The U.S. Space Force unit in South Korea seeks to step up cooperation with the South Korean military to strengthen readiness against North Korean missile threats, its officials have said, amid Pyongyang's continued saber-rattling.
Since its launch last year, U.S. Space Forces Korea has been working with other U.S. military branches here and the South Korean military to provide space-based capabilities, such as a missile early warning system, to better deal with North Korean threats, recently highlighted by its launch of two short-range ballistic missiles Wednesday night.
"We have an adversarial presence north of us, so it is upon us to provide that expertise," Maj. Matt Taylor, deputy commander of the U.S. Space Forces Korea, told reporters Wednesday at Osan Air Base in Pyeongtaek, 60 kilometers south of Seoul.
"It's getting the indications (on the missile) out to all counterparts -- ROK, U.S. and the various command posts throughout the peninsula ... and tracking where it's going," he said.
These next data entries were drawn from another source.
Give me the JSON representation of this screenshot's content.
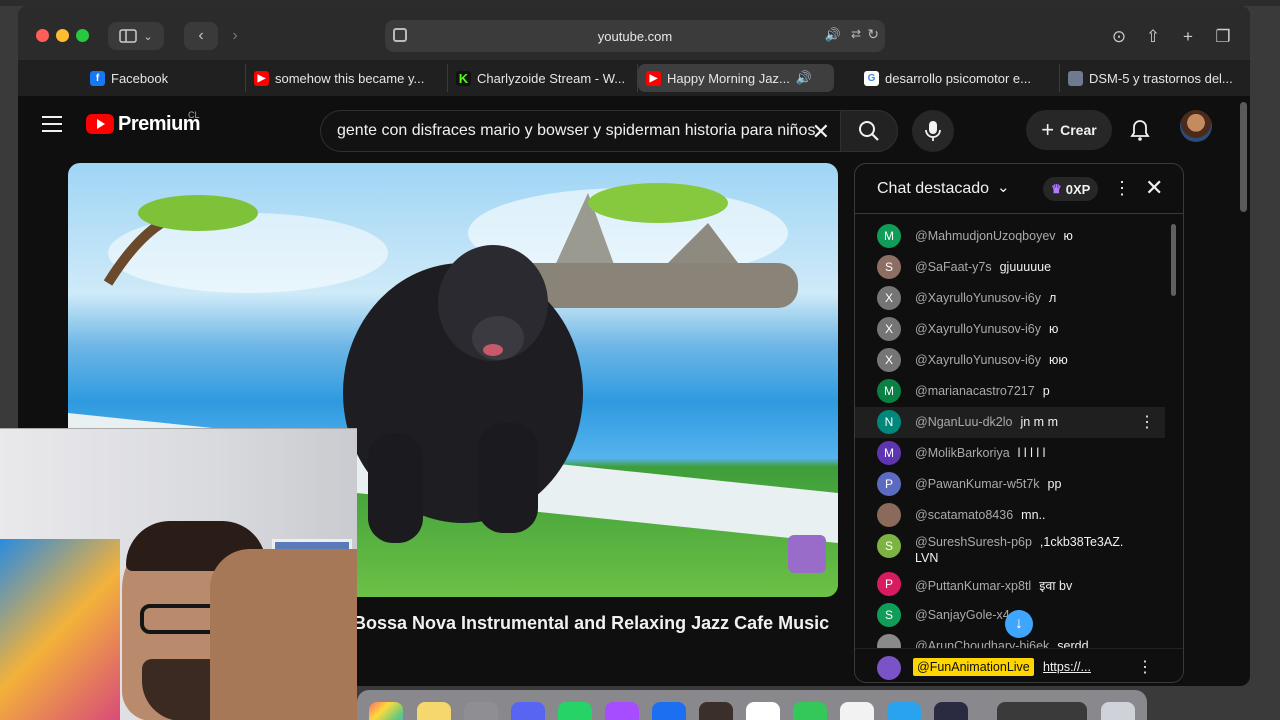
{
  "browser": {
    "url": "youtube.com",
    "tabs": [
      {
        "label": "Facebook",
        "icon": "facebook-icon"
      },
      {
        "label": "somehow this became y...",
        "icon": "youtube-icon"
      },
      {
        "label": "Charlyzoide Stream - W...",
        "icon": "kick-icon"
      },
      {
        "label": "Happy Morning Jaz...",
        "icon": "youtube-icon",
        "active": true
      },
      {
        "label": "desarrollo psicomotor e...",
        "icon": "google-icon"
      },
      {
        "label": "DSM-5 y trastornos del...",
        "icon": "document-icon"
      }
    ]
  },
  "youtube": {
    "logo_text": "Premium",
    "country": "CL",
    "search_query": "gente con disfraces mario y bowser y spiderman historia para niños",
    "create_label": "Crear"
  },
  "video": {
    "title": "Bossa Nova Instrumental and Relaxing Jazz Cafe Music"
  },
  "chat": {
    "title": "Chat destacado",
    "xp": "0XP",
    "messages": [
      {
        "initial": "M",
        "color": "#0f9d58",
        "author": "@MahmudjonUzoqboyev",
        "text": "ю"
      },
      {
        "initial": "S",
        "color": "#8d6e63",
        "author": "@SaFaat-y7s",
        "text": "gjuuuuue"
      },
      {
        "initial": "X",
        "color": "#757575",
        "author": "@XayrulloYunusov-i6y",
        "text": "л"
      },
      {
        "initial": "X",
        "color": "#757575",
        "author": "@XayrulloYunusov-i6y",
        "text": "ю"
      },
      {
        "initial": "X",
        "color": "#757575",
        "author": "@XayrulloYunusov-i6y",
        "text": "юю"
      },
      {
        "initial": "M",
        "color": "#0b8043",
        "author": "@marianacastro7217",
        "text": "p"
      },
      {
        "initial": "N",
        "color": "#00897b",
        "author": "@NganLuu-dk2lo",
        "text": "jn m m"
      },
      {
        "initial": "M",
        "color": "#5e35b1",
        "author": "@MolikBarkoriya",
        "text": "l l l l l"
      },
      {
        "initial": "P",
        "color": "#5c6bc0",
        "author": "@PawanKumar-w5t7k",
        "text": "pp"
      },
      {
        "initial": "",
        "color": "#8a6a5a",
        "author": "@scatamato8436",
        "text": "mn.."
      },
      {
        "initial": "S",
        "color": "#7cb342",
        "author": "@SureshSuresh-p6p",
        "text": ",1ckb38Te3AZ.",
        "text2": "LVN"
      },
      {
        "initial": "P",
        "color": "#d81b60",
        "author": "@PuttanKumar-xp8tl",
        "text": "इवा bv"
      },
      {
        "initial": "S",
        "color": "#0f9d58",
        "author": "@SanjayGole-x4",
        "text": ""
      },
      {
        "initial": "",
        "color": "#8a8a8a",
        "author": "@ArunChoudhary-bi6ek",
        "text": "serdd"
      }
    ],
    "pinned": {
      "author": "@FunAnimationLive",
      "link": "https://..."
    }
  }
}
ROK stands for the Republic of Korea, South Korea's official name.
Lt. Col. Kim Jong-ha, commander of the South Korean Air Force's Space Operations Squadron, explained that satellites are the fastest way to respond to missile warnings, and the U.S. unit serves to first detect and provide such information by using its assets.
South Korea currently does not possess military spy satellites, although it seeks to launch its first one in November.
As part of efforts to sharpen readiness, the U.S. unit is currently taking part in the annual South Korea-U.S. Ulchi Freedom Shield exercise for the first time. The drills are set to end later Thursday after kicking off Aug. 21.
"This is by far the largest stride taken historically to combine the ROK and the U.S.," Taylor said, although he did not elaborate on the training due to operational security.
The allies' cooperation against North Korean missiles is also set to expand, as President Yoon Suk Yeol, U.S. President Joe Biden and Japanese Prime Minister Fumio Kishida reaffirmed efforts to operationalize a system to share North Korean missile warning data in real time by the end of this year during their Camp David summit on Aug. 18.
"My understanding is there are future bilateral agreements and possibly trilateral agreements that are in the works, especially with the missile warning," Taylor said, although he noted that none of the details have been decided.
The U.S. military has not established a separate Space Force unit in Japan, but Msg. Shawn Stafford of U.S. Space Forces Korea said it should be set up there "shortly."
"We do plan on integrating further with our counterparts in Japan, as well as in Hawaii, to make sure that we're giving the best possible picture to our alliance," Stafford said, referring to the U.S. Space Forces Indo-Pacific in the U.S. state.